As a man with a lifelong love of and strong participation in the fandom and fanzine culture of Weird Tales, including bringing out his own professional fanzine Alter Ego, Roy Thomas did more than many in driving the rediscovery and popular culture resurgence of H. P. Lovecraft and Lovecraftian fiction. Thomas is famous or notorious depending on one's point of view for being the first professional writer and editor in comics to really relentlessly mine the Golden Age of the 1930s and 1940s for pulp and comic book characters, and bringing them into the contemporary world of fiction. It is hard to imagine how revolutionary this was when he began the practice since it is now a commonplace. But it began with Thomas.
In a minor way, he began incorporating not just details of the Mythos into Marvel Comics where he was the assistant editor in chief and then editor in chief but also the sensibility of the style of story common to the Mythos, complete with repeated use of a mysterious location as a setting for stories. In the case of Thomas, this was Rutland. Vermont.[1]

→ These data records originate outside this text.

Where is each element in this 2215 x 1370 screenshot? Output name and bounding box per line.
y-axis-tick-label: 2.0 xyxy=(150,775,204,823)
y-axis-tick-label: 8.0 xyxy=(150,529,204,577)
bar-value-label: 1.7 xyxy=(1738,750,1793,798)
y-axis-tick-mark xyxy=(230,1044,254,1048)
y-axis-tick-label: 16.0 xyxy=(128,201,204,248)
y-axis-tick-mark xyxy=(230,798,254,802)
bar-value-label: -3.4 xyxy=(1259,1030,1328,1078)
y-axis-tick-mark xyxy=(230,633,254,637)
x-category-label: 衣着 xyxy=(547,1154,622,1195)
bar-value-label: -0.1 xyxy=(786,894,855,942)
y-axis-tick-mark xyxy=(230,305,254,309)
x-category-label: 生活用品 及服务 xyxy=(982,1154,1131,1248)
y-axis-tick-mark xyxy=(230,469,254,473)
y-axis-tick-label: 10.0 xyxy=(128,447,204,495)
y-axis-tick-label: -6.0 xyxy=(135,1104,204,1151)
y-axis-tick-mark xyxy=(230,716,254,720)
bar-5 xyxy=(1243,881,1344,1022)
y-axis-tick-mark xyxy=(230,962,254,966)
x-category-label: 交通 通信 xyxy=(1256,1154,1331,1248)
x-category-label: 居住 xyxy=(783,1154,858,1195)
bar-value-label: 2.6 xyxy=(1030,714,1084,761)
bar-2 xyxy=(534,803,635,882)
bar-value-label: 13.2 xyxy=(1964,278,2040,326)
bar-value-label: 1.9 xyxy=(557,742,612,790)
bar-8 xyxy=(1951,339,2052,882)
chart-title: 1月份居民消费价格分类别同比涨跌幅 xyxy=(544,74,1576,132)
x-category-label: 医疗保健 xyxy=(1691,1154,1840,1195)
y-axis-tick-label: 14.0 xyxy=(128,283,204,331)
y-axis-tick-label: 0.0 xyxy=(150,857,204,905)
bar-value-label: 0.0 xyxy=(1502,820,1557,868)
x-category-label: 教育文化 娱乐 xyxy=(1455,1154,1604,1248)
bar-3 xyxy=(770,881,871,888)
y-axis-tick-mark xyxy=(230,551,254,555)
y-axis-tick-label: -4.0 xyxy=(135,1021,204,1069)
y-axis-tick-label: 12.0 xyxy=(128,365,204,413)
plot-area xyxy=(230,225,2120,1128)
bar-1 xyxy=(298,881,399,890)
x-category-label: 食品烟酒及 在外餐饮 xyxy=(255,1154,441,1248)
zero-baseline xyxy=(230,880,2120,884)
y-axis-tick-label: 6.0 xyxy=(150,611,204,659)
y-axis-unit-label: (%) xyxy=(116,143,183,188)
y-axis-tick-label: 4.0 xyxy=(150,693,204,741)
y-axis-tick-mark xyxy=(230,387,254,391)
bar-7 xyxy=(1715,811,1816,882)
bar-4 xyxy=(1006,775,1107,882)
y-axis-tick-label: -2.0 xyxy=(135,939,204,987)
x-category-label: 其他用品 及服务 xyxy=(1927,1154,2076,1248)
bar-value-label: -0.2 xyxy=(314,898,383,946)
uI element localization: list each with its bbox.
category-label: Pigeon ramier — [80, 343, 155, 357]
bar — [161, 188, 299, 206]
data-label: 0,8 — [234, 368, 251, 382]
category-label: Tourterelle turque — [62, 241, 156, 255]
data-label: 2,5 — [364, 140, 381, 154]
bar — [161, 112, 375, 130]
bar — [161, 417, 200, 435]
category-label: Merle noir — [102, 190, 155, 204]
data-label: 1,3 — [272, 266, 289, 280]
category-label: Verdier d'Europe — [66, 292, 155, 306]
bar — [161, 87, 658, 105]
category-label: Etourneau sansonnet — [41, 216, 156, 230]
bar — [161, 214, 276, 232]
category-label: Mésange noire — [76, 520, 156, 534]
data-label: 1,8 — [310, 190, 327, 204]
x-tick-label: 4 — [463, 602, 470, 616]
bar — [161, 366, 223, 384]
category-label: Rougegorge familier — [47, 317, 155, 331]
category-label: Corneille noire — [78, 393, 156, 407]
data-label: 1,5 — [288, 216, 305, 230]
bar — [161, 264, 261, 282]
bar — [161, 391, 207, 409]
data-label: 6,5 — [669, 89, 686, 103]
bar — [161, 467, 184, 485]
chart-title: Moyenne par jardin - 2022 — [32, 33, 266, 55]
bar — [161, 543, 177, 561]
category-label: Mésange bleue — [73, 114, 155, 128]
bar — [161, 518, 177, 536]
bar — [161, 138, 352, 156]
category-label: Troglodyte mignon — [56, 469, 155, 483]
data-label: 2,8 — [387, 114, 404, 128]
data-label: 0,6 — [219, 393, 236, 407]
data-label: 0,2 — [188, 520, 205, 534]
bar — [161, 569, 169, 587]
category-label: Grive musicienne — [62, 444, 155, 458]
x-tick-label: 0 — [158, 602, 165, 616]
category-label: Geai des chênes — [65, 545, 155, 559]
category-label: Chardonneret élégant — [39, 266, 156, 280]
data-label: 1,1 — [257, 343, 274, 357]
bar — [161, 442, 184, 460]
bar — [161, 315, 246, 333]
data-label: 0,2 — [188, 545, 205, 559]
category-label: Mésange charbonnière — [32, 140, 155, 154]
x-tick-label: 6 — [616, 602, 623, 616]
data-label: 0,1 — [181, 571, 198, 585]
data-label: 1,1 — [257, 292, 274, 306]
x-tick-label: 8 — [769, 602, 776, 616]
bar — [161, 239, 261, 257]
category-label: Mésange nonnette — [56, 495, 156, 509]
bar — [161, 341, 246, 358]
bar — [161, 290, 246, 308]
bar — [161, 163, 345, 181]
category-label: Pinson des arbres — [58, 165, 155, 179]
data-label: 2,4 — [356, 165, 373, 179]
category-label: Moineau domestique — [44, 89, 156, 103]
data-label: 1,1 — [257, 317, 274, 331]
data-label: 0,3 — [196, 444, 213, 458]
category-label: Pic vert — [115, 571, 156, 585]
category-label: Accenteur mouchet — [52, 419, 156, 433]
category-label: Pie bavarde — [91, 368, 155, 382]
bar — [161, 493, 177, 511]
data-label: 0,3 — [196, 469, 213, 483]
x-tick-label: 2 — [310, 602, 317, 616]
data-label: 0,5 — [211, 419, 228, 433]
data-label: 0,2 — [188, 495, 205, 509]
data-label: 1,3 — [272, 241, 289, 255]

Rutland was where Thomas and his wife lived in the early 1970s and as a result Thomas used it to set spooky stories such as the original "Titans Three" team-up that would become The Defenders super team, as well as having a professor of mathematics from Miskatonic University show up there during a Halloween parade - notable in the case of that story as being the very first occasion cosplay made it into popular culture.
Thomas drove the Conan craze that began in the 1970s but he equally drove the heightened awareness of the works of Lovecraft and Derleth.